Victory at Sea: Naval Power and the Transformation of the Global Order in World War II
by PAUL KENNEDY with paintings by IAN MARSHALL
(Yale University Press – £25.00)
ISBN 978 0 300 21917 3
Lt Cdr Andrew Ward
Victory at Sea sits somewhere between a reference work and a coffee-table book. Here is a comprehensive maritime history of the Second World War spliced with grand strategic international relations analysis sitting alongside a detailed economic and industrial history, packaged as an art book. Kennedy now resides at Yale, where he struck up a friendship with the artist Ian Marshall whose paintings richly illustrate this book. The artist’s unexpected death in 2016 prompted Kennedy to write the accompanying narrative rather than just a forward to a collection of paintings.
Everything is here, from comparisons of the six major Fleets which started the Second World War to an attempt to synthesise the trends that led to the United States becoming an undisputed superpower. The text suffers somewhat from this enormous scope. A set of warship Top Trump cards could summarise Chapter Two. Chapter Three is a useful discussion of how this period of maritime history (1936-46) illustrates the theories of Alfred Thayer Mahan and Julian Corbett. If the reader is interested in detailed campaign or battle narratives though, more focussed histories would be better. For example, the seismic naval operations of June 1944 are summarised in just 10 pages each: the Normandy landings and the Battle of the Philippine Sea. For the latter “it is easy to summarise its chief points”.
Probably with an American readership in mind, there is a focus on the Pacific naval war which British readers may find useful. Familiar as we are (or should be) with the Atlantic/Arctic/Mediterranean theatre, Kennedy’s Pacific narrative, especially the “very bitter end” of the war between VE and VJ days, is interesting and supported by some excellent maps.
There are 53 watercolours. Whether the artist’s style is to your taste is a matter of individual preference; they do add to the narrative. Ships are often shown alongside or at anchor, rather than in the midst of great naval actions. Perhaps most evocatively, a heavily listing HMS Kelly is shown being towed up the Tyne following action against E-boats in the North Sea in 1940. This reflective technique adds to the emphasis on the human dimension of the war at sea, brought out by Kennedy in his concluding chapter and Epilogue.

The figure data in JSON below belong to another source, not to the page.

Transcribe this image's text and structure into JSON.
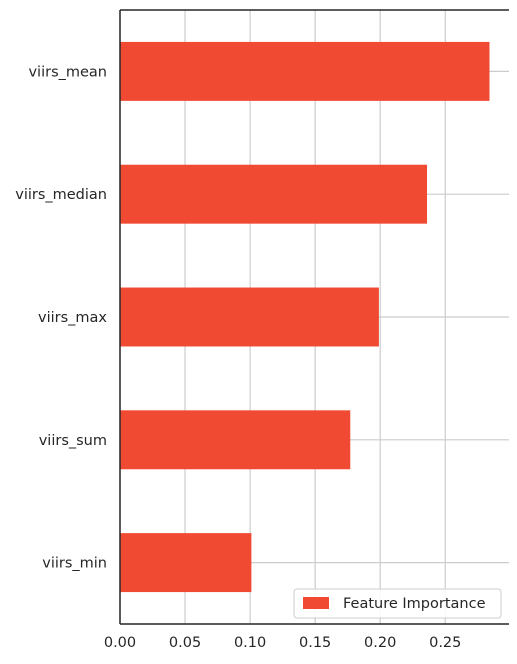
{
  "chart_data": {
    "type": "bar",
    "orientation": "horizontal",
    "title": "",
    "xlabel": "",
    "ylabel": "",
    "categories": [
      "viirs_mean",
      "viirs_median",
      "viirs_max",
      "viirs_sum",
      "viirs_min"
    ],
    "series": [
      {
        "name": "Feature Importance",
        "values": [
          0.284,
          0.236,
          0.199,
          0.177,
          0.101
        ]
      }
    ],
    "x_ticks": [
      "0.00",
      "0.05",
      "0.10",
      "0.15",
      "0.20",
      "0.25"
    ],
    "xlim": [
      0,
      0.299
    ],
    "grid": true,
    "legend_position": "lower-right",
    "colors": {
      "bar": "#f04a32",
      "grid": "#cccccc",
      "axis": "#262626"
    }
  }
}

Kennedy has a real claim to be the doyen of naval historians. Victory at Sea is something of a greatest hits album. There is liberal self-referencing and a strange apology in the Acknowledgements for using the anonymous contributors to Wikipedia as a shortcut to other scholar’s work. Some of the language is also not up to his usual standards. For example, the Royal, Japanese and US Navies are by 1942 ‘the big guys’ and even capital ships are referred to as ‘boats’.
The Rise and Fall of British Naval Mastery (1976) remains a classic text, placing naval power within an economic historical context. These themes are strongly reprised in Victory at Sea with, for example, a detailed description of aluminium mining, refining and use in manufacturing Allied naval aircraft. However, when combined with telling the naval story of the Second World War, the reader can sometimes lose the narrative thread. When Kennedy returns to the industrial capacity/production discussion it can feel like reading a related but separate book.
Victory at Sea tries to be a lot of things. As a tribute to the artist Ian Marshall’s watercolours, the text is more than sufficient. But the attempt to trace the United States’ post-1945 superpower status from maritime origins, explain the industrial story behind each Fleet and tell the naval story of the Second World War is too much for one book. It looks good and parts of it are valuable, but reading this book cover to cover is not recommended.